Magie der Solidarität

Der türkische Schriftsteller und Menschenrechtsaktivist Dogan Akhanli ist im deutschen Exil verstorben

Nick Brauns

Die Genozide des 20. Jahrhunderts und die Universalität von Menschenrechten waren zentrales Thema im schriftstellerischen Werk und politischen Engagement von Dogan Akhanli. Geboren wurde er 1957 als Sohn eines Lehrers in der türkischen Schwarzmeerprovinz Artvin. Als 18jähriger wurde er Mitte der 70er Jahre nach dem Kauf einer legalen linken Wochenzeitung erstmals festgenommen.

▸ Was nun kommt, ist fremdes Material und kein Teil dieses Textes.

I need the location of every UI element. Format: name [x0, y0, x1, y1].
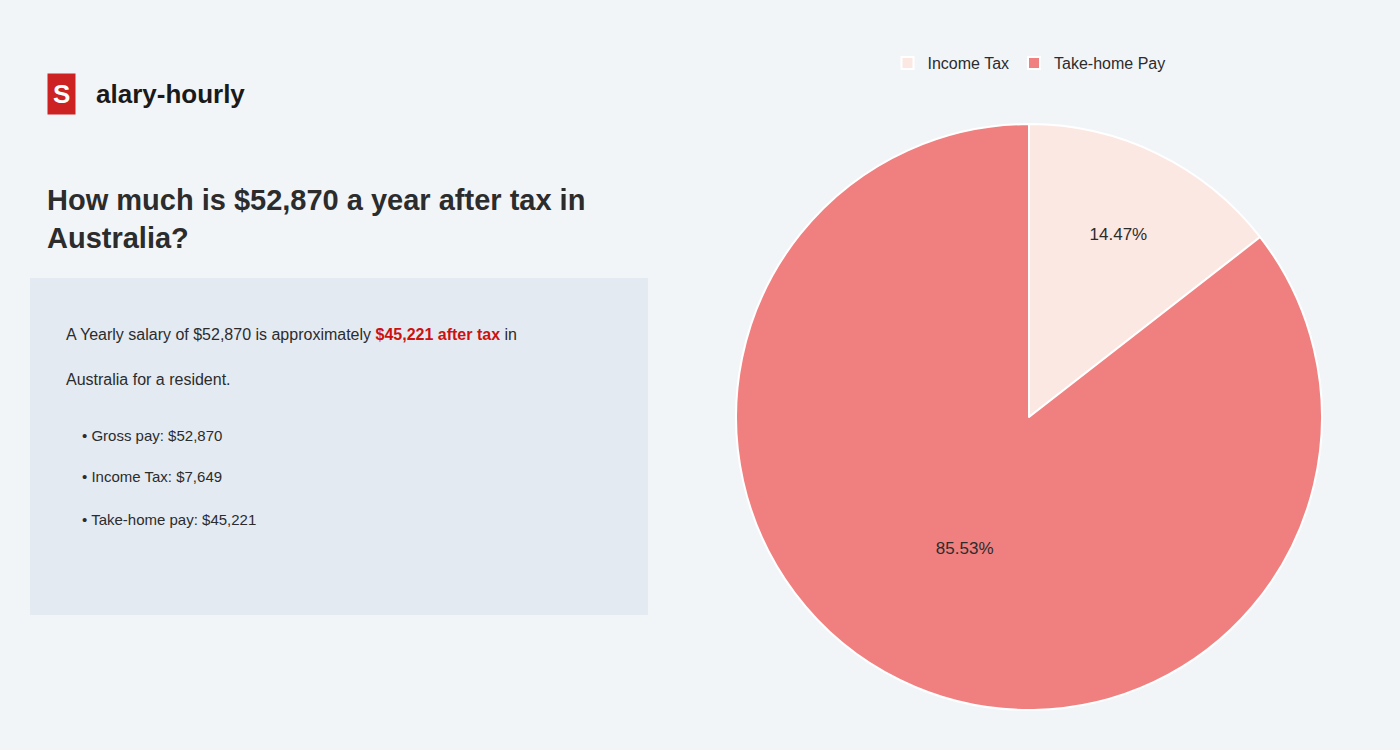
svg-text:• Take-home pay: $45,221: • Take-home pay: $45,221 — [82, 511, 256, 528]
svg-text:• Gross pay: $52,870: • Gross pay: $52,870 — [82, 427, 222, 444]
svg-text:Income Tax: Income Tax — [928, 55, 1010, 72]
svg-text:alary-hourly: alary-hourly — [96, 79, 245, 109]
svg-text:• Income Tax: $7,649: • Income Tax: $7,649 — [82, 468, 222, 485]
svg-text:Australia for a resident.: Australia for a resident. — [66, 371, 231, 388]
svg-text:S: S — [53, 79, 70, 109]
svg-text:Take-home Pay: Take-home Pay — [1054, 55, 1165, 72]
svg-text:A Yearly salary of $52,870 is: A Yearly salary of $52,870 is approximat… — [66, 326, 517, 343]
svg-text:How much is $52,870 a year aft: How much is $52,870 a year after tax inA… — [47, 184, 585, 254]
svg-text:14.47%: 14.47% — [1090, 225, 1148, 244]
svg-text:85.53%: 85.53% — [936, 539, 994, 558]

Es folgten elf Tage Verhör und Folter. »Danach hatte ich nur ein einziges Ziel: diesen Gewaltapparat zu zerschlagen«, bekannte Akhanli 2020 im jW-Wochenendgespräch. »Die willkürliche Gewalt hatte aus einem harmlosen Jungen einen entschlossenen Kämpfer gemacht.« 1985 folgte die nächste zweieinhalb Jahre andauernde Haft Akhanlis, der sich der Revolutionär-Kommunistischen Partei der Türkei (TDKP) angeschlossen hatte. Sein Buch »Fasil« handelt von seinem Folterer, mit dem er Gespräche über die klassische Fasil-Musik geführt hatte.

1991 floh Akhanli ...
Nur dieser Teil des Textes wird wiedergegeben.